As the population ages, some businesses will inevitably see an uptick in importance. Consider the business of estate sales. According to a recent article in the Detroit Free Press, when a will distributes property the focus is usually on the more substantial and interesting items -- the kind that people are willing to fight over. However, there’s usually still alot of stuff left over that the heirs don't really care about owning; liquidating that property can be daunting, and companies that will come in and do it for the heirs are set to benefit from the trend. "It can take weeks, months or even years for a family to sort through all the things lovingly stored in a home ... It can be a complicated process, riddled with family feuds and loaded with emotion, if left to the courts or heirs, so more are turning to companies that organize estate sales," according to the article.

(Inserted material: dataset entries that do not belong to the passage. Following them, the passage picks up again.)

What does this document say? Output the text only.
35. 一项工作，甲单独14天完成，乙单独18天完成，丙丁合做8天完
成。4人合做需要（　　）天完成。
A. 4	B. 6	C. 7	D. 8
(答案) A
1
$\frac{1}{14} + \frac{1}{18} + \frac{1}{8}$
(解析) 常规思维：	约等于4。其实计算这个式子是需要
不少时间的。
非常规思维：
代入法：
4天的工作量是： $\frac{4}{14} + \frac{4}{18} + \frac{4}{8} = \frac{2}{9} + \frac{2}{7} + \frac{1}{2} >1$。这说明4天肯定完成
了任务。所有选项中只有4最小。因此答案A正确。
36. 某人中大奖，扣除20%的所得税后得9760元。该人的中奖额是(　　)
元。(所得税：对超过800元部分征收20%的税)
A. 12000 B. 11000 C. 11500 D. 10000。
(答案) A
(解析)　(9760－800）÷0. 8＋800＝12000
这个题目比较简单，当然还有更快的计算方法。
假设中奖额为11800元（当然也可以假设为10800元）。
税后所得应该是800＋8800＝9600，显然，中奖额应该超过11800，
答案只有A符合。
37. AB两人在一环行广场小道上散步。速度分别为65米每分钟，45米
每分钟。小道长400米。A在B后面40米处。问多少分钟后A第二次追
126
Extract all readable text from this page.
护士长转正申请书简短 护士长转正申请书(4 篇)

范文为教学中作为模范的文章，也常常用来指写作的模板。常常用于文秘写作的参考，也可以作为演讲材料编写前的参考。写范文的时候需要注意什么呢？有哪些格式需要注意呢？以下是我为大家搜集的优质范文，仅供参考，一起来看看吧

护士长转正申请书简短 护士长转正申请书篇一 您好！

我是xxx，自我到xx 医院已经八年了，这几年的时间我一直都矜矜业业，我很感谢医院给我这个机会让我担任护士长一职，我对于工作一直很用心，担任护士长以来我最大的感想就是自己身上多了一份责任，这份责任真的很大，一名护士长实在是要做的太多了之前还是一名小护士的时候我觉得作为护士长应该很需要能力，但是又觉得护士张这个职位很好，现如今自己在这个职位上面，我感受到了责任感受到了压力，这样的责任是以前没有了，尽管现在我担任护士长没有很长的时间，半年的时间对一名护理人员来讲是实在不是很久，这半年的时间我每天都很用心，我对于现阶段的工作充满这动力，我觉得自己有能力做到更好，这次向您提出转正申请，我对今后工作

Financial advisors might not have the best of reputations, but the good ones out there (you know who you are) play a vital role for their clients when it comes to retirement. David A. Dedman, president and founder, Lexington Wealth Management, writes on the Huffington Post that FAs are worth their weight in gold when it comes to helping clients modify their investing behavior, especially the transition of living without that steady paycheck coming in anymore. Advisors are there to be their clients' subconscious, to do the heavy lifting on the number-crunching, to be a check and balance if dementia hits and to keep clients' emotions out of their money-making decisions.